Sacred Heart Catholic Church is a Roman Catholic church on Lumen Christi Lane in Salisbury, North Carolina, United States. The building cost $9.4 million, has 12083 sqft and measures 60 by 170 ft, seating 760, on 107 acre of land. The church held a dedication mass on December 19, 2009. Sacred Heart has about 1000 registered families.

==History==
The Roueche family came to Salisbury in 1838 and were believed to be the first Catholics in the area. The wooden first building, dedicated in 1882, by Bishop Northrup of Charleston, South Carolina, went up on land at North Fulton and Council Streets donated by Frances Christine Fisher, author Christian Reid. The church was part of Belmont Abbey from 1885 to 1941 and served by the Benedictine order. In 1910, the Sisters of Mercy from Belmont, North Carolina, built a school which became a parish school in 1942 and was replaced in August 2009 by a new building on Lumen Christi Lane, served by the Dominican Sisters of St. Catherine of Siena. Sacred Heart School serves children through the eighth grade.

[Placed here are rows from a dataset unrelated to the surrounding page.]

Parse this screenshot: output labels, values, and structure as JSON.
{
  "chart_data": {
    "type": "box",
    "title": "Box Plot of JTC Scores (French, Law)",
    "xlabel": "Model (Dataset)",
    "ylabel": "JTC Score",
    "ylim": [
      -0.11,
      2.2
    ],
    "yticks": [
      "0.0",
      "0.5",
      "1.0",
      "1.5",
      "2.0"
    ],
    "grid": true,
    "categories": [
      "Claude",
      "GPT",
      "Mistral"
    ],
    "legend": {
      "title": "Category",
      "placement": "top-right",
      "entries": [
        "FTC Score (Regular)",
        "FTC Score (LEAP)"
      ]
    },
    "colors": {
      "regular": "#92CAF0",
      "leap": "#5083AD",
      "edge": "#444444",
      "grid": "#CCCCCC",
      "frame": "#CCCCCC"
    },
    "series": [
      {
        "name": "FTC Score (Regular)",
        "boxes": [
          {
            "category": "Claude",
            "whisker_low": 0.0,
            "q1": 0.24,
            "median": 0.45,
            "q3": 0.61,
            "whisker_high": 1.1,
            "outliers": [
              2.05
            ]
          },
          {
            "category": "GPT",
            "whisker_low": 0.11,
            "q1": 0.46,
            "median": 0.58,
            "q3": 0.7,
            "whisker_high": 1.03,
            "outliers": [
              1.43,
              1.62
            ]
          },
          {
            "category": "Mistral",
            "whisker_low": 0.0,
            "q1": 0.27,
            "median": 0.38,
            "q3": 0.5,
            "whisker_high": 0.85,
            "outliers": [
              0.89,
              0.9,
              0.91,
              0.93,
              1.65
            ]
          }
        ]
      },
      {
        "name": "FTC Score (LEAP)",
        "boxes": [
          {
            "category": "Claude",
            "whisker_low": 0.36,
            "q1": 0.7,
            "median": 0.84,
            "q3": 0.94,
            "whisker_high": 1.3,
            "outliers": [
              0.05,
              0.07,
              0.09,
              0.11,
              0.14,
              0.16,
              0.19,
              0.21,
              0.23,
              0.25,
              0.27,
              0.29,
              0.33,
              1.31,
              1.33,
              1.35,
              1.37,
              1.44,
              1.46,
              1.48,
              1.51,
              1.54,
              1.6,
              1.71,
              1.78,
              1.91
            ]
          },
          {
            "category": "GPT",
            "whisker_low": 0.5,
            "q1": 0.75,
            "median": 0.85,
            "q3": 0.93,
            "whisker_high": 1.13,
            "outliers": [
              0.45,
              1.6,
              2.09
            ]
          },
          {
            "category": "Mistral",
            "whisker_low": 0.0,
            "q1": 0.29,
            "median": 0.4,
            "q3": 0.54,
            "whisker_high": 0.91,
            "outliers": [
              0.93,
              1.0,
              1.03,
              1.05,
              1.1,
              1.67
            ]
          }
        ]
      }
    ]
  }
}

A pink granite building was dedicated by Bishop Eugene McGuinness of Raleigh in 1940. From 1941 until the Charlotte diocese was formed in 1972, Sacred Heart was under the Raleigh Diocese.

Our Lady of Victory began in 1942 as an African-American congregation, which later merged with Sacred Heart.

A Hispanic ministry started in 1995, and Spanish language masses began once the numbers grew sufficiently to offer them.

Sacred Heart needed a larger building and considered a site on Old Mocksville Road, but the church traded parcels of land and decided to locate near Isenberg school. Gray Stout of Stout Studio Architecture had toured American and European churches and looked at books and church rules to determine the proper design for a church. The new building dedicated December 19, 2009 has the shape of a cross. J.F. Schultze Construction built the new building. James McCreary of Washington, D.C. designed the columns, arches and interior trim in the sanctuary/altar area. Members face east during Mass. Nine of the stained glass windows came from the old church, and the marble high altar and side altars, 75 years old, came from Our Lady Help of Christians in Chicago, while pews and Stations of the Cross came from Queen of Peace in Buffalo, New York. Confessionals came from St. Stanislaus Kostka in Baltimore. Rock faces and tumbled handmade bricks were made by members and were donated by Taylor Clay, also a member.
Most Reverend Peter J. Jurgis, JCD, Bishop of Charlotte, dedicated the building on December 19, 2009.

On March 11, 2012, The Refuge, a Concord, North Carolina–based church, moved its Salisbury services from a movie theater into the former Sacred Heart building after doing some work. The Refuge was leasing the building but considered buying it.

On April 7, 2013, Sacred Heart became one of ten North Carolina churches to offer Latin Mass.

In June 2016, Salisbury City Council voted to rezone the former church's property for a wedding venue called The Abbey which will include retail. In November, the city planning board approved an amendment that would let The Refuge continue using the site.